Here’s what you need to know about why the IRS is behind, when you’ll get your money, and how you can check on it in the meantime.
Why are tax refunds delayed?
A combination of years of underfunding, pandemic-motivated office closures, calculating and distributing stimulus payments, and the passage of the American Rescue Plan—which contained changes to the tax code—after millions of returns had already been filed has put the agency behind schedule on this year’s returns.
On the bright side, the IRS does pay interest on some delayed refunds, so you could be in line for a slightly larger-than-expected payment.
When will I get my money?
In normal years, the IRS promises refunds on electronically filed returns within 21 days of filing. That’s still the promise this year, with the dreaded caveat that “processing may take longer under certain circumstances.” The IRS says refunds on paper returns can take six to eight weeks to arrive.
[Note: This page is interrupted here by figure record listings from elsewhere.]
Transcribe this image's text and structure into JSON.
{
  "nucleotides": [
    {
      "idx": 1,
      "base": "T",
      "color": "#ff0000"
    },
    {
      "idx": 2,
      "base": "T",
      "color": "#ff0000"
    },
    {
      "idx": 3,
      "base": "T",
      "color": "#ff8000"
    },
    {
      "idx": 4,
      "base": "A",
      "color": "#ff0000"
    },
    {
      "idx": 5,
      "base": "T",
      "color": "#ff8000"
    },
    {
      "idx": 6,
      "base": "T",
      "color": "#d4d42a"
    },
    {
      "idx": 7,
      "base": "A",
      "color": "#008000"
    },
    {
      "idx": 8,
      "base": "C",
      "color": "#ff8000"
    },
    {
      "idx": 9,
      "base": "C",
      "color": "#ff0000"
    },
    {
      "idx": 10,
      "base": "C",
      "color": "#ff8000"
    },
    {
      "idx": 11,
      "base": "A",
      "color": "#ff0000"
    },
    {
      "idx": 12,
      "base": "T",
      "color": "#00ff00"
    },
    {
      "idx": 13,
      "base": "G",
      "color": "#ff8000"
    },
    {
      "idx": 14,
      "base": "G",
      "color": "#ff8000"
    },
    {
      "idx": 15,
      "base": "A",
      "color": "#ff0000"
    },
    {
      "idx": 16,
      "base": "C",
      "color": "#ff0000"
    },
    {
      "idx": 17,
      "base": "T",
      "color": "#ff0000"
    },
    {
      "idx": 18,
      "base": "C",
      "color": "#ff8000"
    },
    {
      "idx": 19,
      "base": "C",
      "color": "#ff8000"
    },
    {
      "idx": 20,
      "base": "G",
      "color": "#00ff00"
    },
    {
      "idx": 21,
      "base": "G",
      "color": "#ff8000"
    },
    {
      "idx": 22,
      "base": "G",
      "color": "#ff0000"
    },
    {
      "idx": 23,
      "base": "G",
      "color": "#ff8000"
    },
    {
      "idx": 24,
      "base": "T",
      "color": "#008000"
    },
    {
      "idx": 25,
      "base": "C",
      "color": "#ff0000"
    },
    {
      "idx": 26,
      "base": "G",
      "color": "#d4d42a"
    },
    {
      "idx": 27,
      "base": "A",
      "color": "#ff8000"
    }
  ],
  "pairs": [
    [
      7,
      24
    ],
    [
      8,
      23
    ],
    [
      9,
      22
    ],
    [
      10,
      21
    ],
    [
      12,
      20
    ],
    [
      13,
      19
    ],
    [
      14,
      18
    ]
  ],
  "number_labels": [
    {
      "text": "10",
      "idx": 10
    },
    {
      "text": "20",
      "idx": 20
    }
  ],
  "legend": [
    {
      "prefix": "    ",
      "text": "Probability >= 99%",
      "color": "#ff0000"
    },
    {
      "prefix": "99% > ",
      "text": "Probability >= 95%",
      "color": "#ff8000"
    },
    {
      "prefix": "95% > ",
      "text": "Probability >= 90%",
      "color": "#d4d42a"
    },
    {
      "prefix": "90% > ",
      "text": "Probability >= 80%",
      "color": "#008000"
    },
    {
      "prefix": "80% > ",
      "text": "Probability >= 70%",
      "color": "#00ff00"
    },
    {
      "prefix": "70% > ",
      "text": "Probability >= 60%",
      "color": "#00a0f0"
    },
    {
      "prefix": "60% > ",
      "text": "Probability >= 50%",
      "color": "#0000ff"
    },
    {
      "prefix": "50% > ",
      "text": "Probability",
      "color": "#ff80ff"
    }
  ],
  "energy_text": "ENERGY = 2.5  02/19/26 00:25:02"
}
How can I check on my refund?
The Where’s My Refund? tool on the IRS website is the best (and, considering that the agency is dealing with record call volume) likely the only way to check on your refund. All you need to use it is your SSN or ITIN, filing status, and exact whole dollar refund amount from your return.
When you use either tool, it will tell you when. your return has been received, when it’s been approved, and when your refund has been sent to you via mail or, preferably, direct deposit.